© Marcel Burkhardt
Klein, N., C. Theux, R. Arlettaz, A. Jacot & J. Pradervand (2020)
Modeling the effects of grassland management intensity on biodiversity
Ecol. and Evol. 10: 13518–13529
biodiversity, floral diversity, grassland management intensity, multitrophic, orthopteran abundance, plant indicator species, remote sensing
A growing food demand and advanced agricultural techniques increasingly affect farmland ecosystems, threatening invertebrate populations with cascading effects along the food chain upon insectivorous vertebrates. Supporting farmland biodiversity thus optimally requires the delineation of species hotspots at multiple trophic levels to prioritize conservation management.
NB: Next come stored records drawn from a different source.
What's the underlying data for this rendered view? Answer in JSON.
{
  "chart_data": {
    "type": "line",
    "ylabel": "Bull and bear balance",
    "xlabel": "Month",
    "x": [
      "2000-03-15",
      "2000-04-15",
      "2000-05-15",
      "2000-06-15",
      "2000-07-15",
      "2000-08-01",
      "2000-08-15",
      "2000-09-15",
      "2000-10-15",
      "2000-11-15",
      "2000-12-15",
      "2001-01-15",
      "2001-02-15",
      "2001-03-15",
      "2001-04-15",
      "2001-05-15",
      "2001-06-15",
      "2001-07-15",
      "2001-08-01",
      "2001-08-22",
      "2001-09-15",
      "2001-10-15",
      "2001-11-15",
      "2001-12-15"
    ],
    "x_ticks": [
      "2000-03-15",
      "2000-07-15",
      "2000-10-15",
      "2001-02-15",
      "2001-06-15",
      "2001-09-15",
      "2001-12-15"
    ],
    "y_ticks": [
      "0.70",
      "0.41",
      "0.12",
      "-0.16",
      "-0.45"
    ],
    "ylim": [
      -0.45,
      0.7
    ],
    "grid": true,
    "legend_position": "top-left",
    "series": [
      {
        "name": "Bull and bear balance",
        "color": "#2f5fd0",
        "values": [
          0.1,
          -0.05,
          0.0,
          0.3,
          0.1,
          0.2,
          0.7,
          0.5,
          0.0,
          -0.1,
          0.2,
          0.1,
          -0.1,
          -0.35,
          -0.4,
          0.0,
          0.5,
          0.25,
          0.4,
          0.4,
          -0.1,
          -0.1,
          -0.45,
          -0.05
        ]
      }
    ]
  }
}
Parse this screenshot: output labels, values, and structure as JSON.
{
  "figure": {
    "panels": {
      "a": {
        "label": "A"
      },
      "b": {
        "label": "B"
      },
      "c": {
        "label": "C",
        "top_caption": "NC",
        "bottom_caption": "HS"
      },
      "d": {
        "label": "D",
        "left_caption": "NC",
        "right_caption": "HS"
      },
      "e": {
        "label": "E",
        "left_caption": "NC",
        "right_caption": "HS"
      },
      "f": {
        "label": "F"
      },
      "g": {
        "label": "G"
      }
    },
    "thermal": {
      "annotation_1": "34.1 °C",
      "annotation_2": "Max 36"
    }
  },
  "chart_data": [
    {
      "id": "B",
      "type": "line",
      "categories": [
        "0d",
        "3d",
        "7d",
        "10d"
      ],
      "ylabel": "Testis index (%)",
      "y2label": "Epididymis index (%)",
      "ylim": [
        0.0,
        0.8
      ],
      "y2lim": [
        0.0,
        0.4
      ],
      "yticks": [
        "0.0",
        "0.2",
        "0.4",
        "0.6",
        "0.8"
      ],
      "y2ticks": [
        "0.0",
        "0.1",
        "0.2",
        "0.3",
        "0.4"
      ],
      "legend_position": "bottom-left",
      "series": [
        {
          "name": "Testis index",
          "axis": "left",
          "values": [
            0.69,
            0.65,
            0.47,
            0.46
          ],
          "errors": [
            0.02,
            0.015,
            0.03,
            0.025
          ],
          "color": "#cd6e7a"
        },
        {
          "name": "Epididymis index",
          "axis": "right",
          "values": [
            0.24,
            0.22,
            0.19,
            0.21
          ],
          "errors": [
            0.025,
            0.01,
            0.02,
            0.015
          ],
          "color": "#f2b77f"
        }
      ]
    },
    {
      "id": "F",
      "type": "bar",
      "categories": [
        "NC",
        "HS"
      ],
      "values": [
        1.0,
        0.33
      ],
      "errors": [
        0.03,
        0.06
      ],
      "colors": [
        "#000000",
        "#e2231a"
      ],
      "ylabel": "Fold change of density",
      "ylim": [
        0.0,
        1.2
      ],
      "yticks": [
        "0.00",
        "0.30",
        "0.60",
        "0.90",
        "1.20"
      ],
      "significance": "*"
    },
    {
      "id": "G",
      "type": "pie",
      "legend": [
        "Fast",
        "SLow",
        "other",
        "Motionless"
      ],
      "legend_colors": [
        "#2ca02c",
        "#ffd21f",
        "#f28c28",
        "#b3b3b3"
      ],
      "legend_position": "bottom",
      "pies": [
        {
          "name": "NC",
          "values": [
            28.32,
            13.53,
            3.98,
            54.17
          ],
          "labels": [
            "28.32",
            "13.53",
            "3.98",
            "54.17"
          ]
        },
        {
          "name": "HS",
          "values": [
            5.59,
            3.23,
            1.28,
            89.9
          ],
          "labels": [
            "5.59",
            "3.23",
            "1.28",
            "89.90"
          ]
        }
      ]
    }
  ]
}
The goal of this study was to investigate the links between grassland management intensity and orthopteran density at the field scale and to upscale this information to the landscape in order to guide management action at landscape scale. More specifically, we investigated the relationships between grassland management intensity, floral indicator species, and orthopteran abundance in grasslands with different land use in the SW Swiss Alps. Field vegetation surveys of indicator plant species were used to generate a management intensity proxy, to which field assessments of orthopterans were related. Orthopteran abundance showed a hump-shaped response to management intensity, with low values in intensified, nutrient-rich grasslands and in nutrient-poor, xeric grasslands, while it peaked in middle-intensity grasslands. Combined with remote-sensed data about grassland gross primary productivity, the above proxy was used to build landscapewide, spatially explicit projections of the potential distribution of orthopteran-rich grasslands as possible foraging grounds for insectivorous vertebrates. This spatially explicit multitrophic approach enables the delineation of focal farmland areas in order to prioritize conservation action.